For all of the disses and shots Game is throwing out lately, you'd almost think he had a new album due next week or something. (Well, he does, and he's going to be on our cover, too.)

The latest to find themselves on Jayceon's shit list is Bay Area phenomenon Lil B, whom Game this week dubbed “the wackest rapper of all time.” But while B's bulbous back catalog does have some clunkers, we at West Coast Sound are still big fans. Instead, here are five other rappers who are much stinkier.

5. Brian Austin Green

A motherfucking wack rap phenomenon — in concept at least, if not execution. The idea of a kid from privileged teen-drama series Beverly Hills 90210 hooking up with The Pharcyde's Slim Kid Tre to craft a rap album sounds like ripe fodder for a bad spin-off franchise, but 1996's One Stop Carnival is all too real.

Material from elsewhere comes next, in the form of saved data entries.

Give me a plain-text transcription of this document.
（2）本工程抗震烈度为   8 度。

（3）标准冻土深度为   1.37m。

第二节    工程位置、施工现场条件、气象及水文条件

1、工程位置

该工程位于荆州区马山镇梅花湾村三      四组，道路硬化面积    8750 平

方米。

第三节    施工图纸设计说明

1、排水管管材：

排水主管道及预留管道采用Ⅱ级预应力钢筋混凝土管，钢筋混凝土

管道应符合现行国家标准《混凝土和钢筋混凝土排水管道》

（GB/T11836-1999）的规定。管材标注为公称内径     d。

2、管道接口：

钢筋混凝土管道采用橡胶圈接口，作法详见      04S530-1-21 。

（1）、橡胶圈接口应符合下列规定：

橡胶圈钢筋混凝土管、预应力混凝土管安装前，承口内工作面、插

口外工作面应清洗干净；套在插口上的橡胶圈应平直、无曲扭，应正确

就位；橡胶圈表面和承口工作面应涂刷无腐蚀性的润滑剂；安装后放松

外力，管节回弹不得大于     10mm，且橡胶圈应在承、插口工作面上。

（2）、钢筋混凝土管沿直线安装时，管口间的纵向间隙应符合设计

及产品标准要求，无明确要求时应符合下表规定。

In fairness, the beats are immensely better than anything else on this list, and Green's flow might be more accomplished than anyone down with Team Gucci. Any revisionist attempts to position this as a lost classic from a pre-Eminem white rap chap is Internet contrariness broadcasting only from the asylum, however. Still, the notorious B.A.G. grabbed the last laugh by getting hitched to Megan Fox.

4. Mike Jones

Houston's Jones is a rapper whose fleeting gimmick during the height of his 2004 peak was to repeat the catchphrase “Who? Mike Jones” ad nauseam while giving out his cell phone number. (In the likely chance it's not etched in your brain, it was 281-330-8004, with the last digit pronounced fo' for passable rhyming reasons.) It was a move which paid off briefly, with Jones riding the Swishahouse hype along with Paul Wall and Chamillionaire, and “Still Tippin'” becoming redolent of the times. Then, of course, everyone sobered up and realized Jones was little more than a gibbering mush-mouth of a spitter.

3. Marky Mark

The younger Wahlberg brother may have redeemed himself with Entourage, which features a near exclusively hip-hop soundtrack, but his place in wack rapper history is etched eternal thanks to 1991's dance hit “Good Vibrations.” In rhyme terms, the verses are a delectable smorgasbord of awful quotables — “Marky Mark and I'm here to move you!/ Rhymes will groove you!” — underscored by anti-drug sentiments like, “Donny D's on the back-up/ Drug free, so put the crack up.” However, rumors about a lost conceptual mixtape — the details of which we won't get into here — proved to be unfounded when we last looked on Wikipedia.

2. Vanilla Ice

If you can judge a wack rapper by the number of other hip-hop artists who've dissed him, then Mr. Van Winkle is the ultimate rap whipping boy. Throughout his career the “Ice Ice Baby” man has been on the lyrical hit list of the 2 Live Crew, Eminem, Del The Funky Homosapien, and two-thirds Caucasian rap troupe 3rd Bass. All that, and persistent rumors that Suge Knight dangled him out of an office window in a royalties extortion jape leave an unceremonious stamp on Ice's rap rep — although in shades of Austin-Green, he did get snuggly with Madonna for a while.

1. K-Fed

On the basis of track titles like “Dance With A Pimp” and “America's Most Hated” alone, how could Britney's brief boo's rap career possibly fail? Well, a reliance on rhymes that invoked the schoolyard phrase “ants in your pants” may have something to do with it. Still, K-Fed's dull, cliched rap lyrics didn't seem to deter him from prancing around in a white wife-beater at every opportunity during 2006, and he even snagged a guest spot from the wifey on “Crazy.” Apparently K-Fed's performance of “Lose Control” at the 2006 TeenChoice Awards prompted the crowd to honor him with a standing ovation. Fear for the future.